获取所述视频数据集对应的预设去重规则，所述预设去重规则包括去重指标数据；Acquiring a preset deduplication rule corresponding to the video data set, where the preset deduplication rule includes deduplication index data;

筛选出每个视频聚类簇中满足所述去重指标数据的视频进行保留；Screen out the videos that meet the deduplication index data in each video cluster for retention;

将所述M个视频聚类簇中保留的M个视频作为所述去重后的视频数据集。The M videos retained in the M video clusters are used as the deduplicated video data set.

在一个可能的实施例中，在所述特征向量包括64维向量；所述通过感知哈希算法提取所述每帧图像数据的特征向量方面，所述程序中的指令具体用于执行以下操作：In a possible embodiment, where the feature vector includes a 64-dimensional vector; in terms of extracting the feature vector of each frame of image data through a perceptual hash algorithm, the instructions in the program are specifically used to perform the following operations:

将所述每帧图像数据转化为32×32像素的灰度图像数据；Converting the image data of each frame into 32×32 pixel grayscale image data;

通过离散余弦变换对所述灰度图像数据进行处理，得到32×32的系数矩阵；Processing the gray image data by discrete cosine transform to obtain a 32×32 coefficient matrix;

选取每个系数矩阵左上位置8×8区域的64个系数进行量化，得到所述每帧图像数据的64维向量。The 64 coefficients in the 8×8 area at the upper left position of each coefficient matrix are selected for quantization, and the 64-dimensional vector of each frame of image data is obtained.

在一个可能的实施例中，在所述将所述每帧图像数据的特征向量进行级联得到所述每个视频对应的特征序列方面，所述程序中的指令具体用于执行以下操作：In a possible embodiment, in terms of cascading the feature vectors of each frame of image data to obtain the feature sequence corresponding to each video, the instructions in the program are specifically used to perform the following operations:

获取所述每帧图像数据的时间戳；Acquiring the time stamp of each frame of image data;

根据所述时间戳的先后顺序将所述64维向量依次排列，生成所述每个视频对应的特征序列。The 64-dimensional vectors are arranged in sequence according to the sequence of the time stamps to generate the feature sequence corresponding to each video.

上述主要从方法侧执行过程的角度对本申请实施例的方案进行了介绍。
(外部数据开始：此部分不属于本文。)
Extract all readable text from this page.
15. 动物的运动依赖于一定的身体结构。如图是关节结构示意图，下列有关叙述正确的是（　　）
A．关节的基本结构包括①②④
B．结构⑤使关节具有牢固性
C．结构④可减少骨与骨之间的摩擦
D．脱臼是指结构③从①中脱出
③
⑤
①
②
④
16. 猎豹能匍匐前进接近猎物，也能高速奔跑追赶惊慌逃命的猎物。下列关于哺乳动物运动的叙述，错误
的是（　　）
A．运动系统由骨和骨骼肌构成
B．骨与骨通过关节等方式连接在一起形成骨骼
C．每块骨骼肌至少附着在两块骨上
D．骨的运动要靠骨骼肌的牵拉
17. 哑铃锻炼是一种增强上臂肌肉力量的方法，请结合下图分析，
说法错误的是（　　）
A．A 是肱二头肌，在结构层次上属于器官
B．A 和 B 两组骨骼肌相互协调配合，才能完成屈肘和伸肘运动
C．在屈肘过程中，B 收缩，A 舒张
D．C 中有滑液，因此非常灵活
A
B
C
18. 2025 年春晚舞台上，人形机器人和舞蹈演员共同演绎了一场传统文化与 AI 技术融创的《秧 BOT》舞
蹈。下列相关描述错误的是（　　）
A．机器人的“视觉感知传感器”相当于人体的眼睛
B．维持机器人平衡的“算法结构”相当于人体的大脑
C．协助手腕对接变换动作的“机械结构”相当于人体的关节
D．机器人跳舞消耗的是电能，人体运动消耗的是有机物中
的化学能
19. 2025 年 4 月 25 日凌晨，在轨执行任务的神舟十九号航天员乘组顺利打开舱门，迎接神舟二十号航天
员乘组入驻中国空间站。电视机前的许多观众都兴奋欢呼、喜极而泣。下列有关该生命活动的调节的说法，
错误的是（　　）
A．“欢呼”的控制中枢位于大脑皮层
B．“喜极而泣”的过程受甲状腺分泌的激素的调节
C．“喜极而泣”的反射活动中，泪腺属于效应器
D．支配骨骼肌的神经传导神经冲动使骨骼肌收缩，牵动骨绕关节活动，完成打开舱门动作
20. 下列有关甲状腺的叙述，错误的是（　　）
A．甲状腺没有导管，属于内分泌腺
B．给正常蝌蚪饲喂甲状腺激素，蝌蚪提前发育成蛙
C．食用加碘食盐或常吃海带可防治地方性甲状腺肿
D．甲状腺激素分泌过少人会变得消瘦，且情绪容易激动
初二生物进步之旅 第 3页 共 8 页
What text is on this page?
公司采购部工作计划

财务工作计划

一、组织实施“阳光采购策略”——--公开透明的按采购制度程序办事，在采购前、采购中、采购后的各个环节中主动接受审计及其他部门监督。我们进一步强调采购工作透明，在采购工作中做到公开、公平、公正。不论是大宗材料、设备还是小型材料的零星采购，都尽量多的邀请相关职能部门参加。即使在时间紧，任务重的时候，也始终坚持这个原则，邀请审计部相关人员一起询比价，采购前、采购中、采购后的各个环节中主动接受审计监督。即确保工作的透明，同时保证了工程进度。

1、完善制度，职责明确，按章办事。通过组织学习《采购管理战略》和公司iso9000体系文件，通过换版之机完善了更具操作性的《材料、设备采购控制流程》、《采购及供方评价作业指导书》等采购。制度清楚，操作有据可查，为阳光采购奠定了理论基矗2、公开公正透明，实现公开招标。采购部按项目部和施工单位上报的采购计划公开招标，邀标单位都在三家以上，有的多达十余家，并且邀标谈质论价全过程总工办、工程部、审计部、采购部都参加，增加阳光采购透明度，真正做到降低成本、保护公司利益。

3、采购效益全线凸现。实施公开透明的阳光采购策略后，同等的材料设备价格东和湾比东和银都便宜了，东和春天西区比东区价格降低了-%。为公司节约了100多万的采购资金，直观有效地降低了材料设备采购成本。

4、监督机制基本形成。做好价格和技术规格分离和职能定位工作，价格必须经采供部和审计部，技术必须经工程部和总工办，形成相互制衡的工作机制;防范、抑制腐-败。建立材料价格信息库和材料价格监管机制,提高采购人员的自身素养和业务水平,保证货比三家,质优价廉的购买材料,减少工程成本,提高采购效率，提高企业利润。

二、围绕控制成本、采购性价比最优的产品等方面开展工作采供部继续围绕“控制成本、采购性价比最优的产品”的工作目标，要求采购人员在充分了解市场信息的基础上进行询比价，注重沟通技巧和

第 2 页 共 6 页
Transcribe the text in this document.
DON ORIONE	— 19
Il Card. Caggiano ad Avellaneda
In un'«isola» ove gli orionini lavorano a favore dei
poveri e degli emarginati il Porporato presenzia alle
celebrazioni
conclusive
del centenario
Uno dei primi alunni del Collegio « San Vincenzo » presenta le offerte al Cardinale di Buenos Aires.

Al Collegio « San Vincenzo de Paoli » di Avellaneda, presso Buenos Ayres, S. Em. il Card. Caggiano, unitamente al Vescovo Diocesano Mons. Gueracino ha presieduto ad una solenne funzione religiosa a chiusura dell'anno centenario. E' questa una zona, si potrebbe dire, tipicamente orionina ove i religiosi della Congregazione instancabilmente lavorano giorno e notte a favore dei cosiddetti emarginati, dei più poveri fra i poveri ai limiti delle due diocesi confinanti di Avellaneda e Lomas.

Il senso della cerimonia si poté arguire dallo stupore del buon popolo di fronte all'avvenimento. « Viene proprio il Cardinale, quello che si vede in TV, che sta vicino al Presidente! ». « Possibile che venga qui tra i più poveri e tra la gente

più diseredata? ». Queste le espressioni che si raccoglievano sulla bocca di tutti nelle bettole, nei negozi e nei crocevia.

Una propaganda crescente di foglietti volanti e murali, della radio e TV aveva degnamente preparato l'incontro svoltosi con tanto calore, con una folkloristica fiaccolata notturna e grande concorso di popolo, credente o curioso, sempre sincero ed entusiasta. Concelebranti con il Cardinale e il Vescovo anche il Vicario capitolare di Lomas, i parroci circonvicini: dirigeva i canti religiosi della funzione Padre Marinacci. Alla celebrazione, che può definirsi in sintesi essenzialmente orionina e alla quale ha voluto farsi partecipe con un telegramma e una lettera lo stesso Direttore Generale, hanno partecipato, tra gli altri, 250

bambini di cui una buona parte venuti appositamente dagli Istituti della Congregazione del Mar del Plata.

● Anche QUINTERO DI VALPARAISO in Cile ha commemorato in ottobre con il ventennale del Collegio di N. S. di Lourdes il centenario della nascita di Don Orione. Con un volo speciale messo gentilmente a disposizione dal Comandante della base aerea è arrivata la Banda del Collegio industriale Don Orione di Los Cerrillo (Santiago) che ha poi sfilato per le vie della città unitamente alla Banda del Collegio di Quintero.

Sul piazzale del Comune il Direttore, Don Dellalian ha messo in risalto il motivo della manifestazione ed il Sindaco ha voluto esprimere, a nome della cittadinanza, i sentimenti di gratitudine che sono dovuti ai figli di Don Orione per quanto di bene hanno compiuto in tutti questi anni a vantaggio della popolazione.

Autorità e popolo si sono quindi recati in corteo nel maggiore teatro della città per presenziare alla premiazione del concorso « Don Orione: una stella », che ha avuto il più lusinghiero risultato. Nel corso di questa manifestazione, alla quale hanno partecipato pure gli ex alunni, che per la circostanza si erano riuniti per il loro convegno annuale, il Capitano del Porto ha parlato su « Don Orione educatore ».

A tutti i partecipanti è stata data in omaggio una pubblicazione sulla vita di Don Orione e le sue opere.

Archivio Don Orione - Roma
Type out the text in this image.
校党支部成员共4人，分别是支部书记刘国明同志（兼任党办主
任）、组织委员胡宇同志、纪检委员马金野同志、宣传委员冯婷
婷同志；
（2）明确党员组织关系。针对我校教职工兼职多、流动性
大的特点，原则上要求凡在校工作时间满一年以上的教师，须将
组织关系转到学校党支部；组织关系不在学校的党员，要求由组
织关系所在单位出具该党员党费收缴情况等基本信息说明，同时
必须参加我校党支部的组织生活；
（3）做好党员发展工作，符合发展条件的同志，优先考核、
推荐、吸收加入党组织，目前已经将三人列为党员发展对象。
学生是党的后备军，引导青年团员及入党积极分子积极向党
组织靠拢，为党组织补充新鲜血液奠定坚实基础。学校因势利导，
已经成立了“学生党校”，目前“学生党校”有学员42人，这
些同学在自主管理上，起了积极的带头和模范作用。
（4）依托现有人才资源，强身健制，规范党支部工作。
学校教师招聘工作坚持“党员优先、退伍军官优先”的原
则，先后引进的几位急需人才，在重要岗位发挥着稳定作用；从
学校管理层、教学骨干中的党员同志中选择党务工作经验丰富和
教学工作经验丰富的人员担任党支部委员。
可以理解的是，电子设备为了实现上述功能，其包含了执行各个功能相应的硬件结构和/或软件模块。本领域技术人员应该很容易意识到，结合本文中所提供的实施例描述的各示例的单元及算法步骤，本申请能够以硬件或硬件和计算机软件的结合形式来实现。某个功能究竟以硬件还是计算机软件驱动硬件的方式来执行，取决于技术方案的特定应用和设计约束条件。专业技术人员可以对每个特定的应用使用不同方法来实现所描述的功能，但是这种实现不应认为超出本申请的范围。The foregoing mainly introduces the solution of the embodiment of the present application from the perspective of the execution process on the method side. It can be understood that, in order to implement the above-mentioned functions, an electronic device includes hardware structures and/or software modules corresponding to each function. Those skilled in the art should easily realize that in combination with the units and algorithm steps of the examples described in the embodiments provided herein, this application can be implemented in the form of hardware or a combination of hardware and computer software. Whether a certain function is executed by hardware or computer software-driven hardware depends on the specific application and design constraint conditions of the technical solution. Professionals and technicians can use different methods for each specific application to implement the described functions, but such implementation should not be considered beyond the scope of this application.

本申请实施例可以根据上述方法示例对电子设备进行功能单元的划分，例如，可以对应各个功能划分各个功能单元，也可以将两个或两个以上的功能集成在一个处理单元中。上述集成的单元既可以采用硬件的形式实现，也可以采用软件功能单元的形式实现。需要说明的是，本申请实施例中对单元的划分是示意性的，仅仅为一种逻辑功能划分，实际实现时可以有另外的划分方式。The embodiment of the present application may divide the electronic device into functional units according to the foregoing method examples. For example, each functional unit may be divided corresponding to each function, or two or more functions may be integrated into one processing unit. The above-mentioned integrated unit can be implemented in the form of hardware or software functional unit. It should be noted that the division of units in the embodiments of the present application is illustrative, and is only a logical function division, and there may be other division methods in actual implementation.

图4是本申请实施例提供的一种视频处理装置400的功能单元组成框图。所述视频处理装置400应用于电子设备，包括处理单元401、通信单元402和存储单元403，其中，所述处理单元401，用于执行如上述方法实施例中的任一步骤，且在执行诸如发送等数据传输时，可选择的调用所述通信单元402来完成相应操作。下面进行详细说明。FIG. 4 is a block diagram of functional units of a video processing device 400 provided by an embodiment of the present application. The video processing device 400 is applied to an electronic device, and includes a processing unit 401, a communication unit 402, and a storage unit 403. The processing unit 401 is configured to perform any step in the above-mentioned method embodiment, and is performing such as During data transmission such as sending, the communication unit 402 can be optionally invoked to complete the corresponding operation. The detailed description will be given below.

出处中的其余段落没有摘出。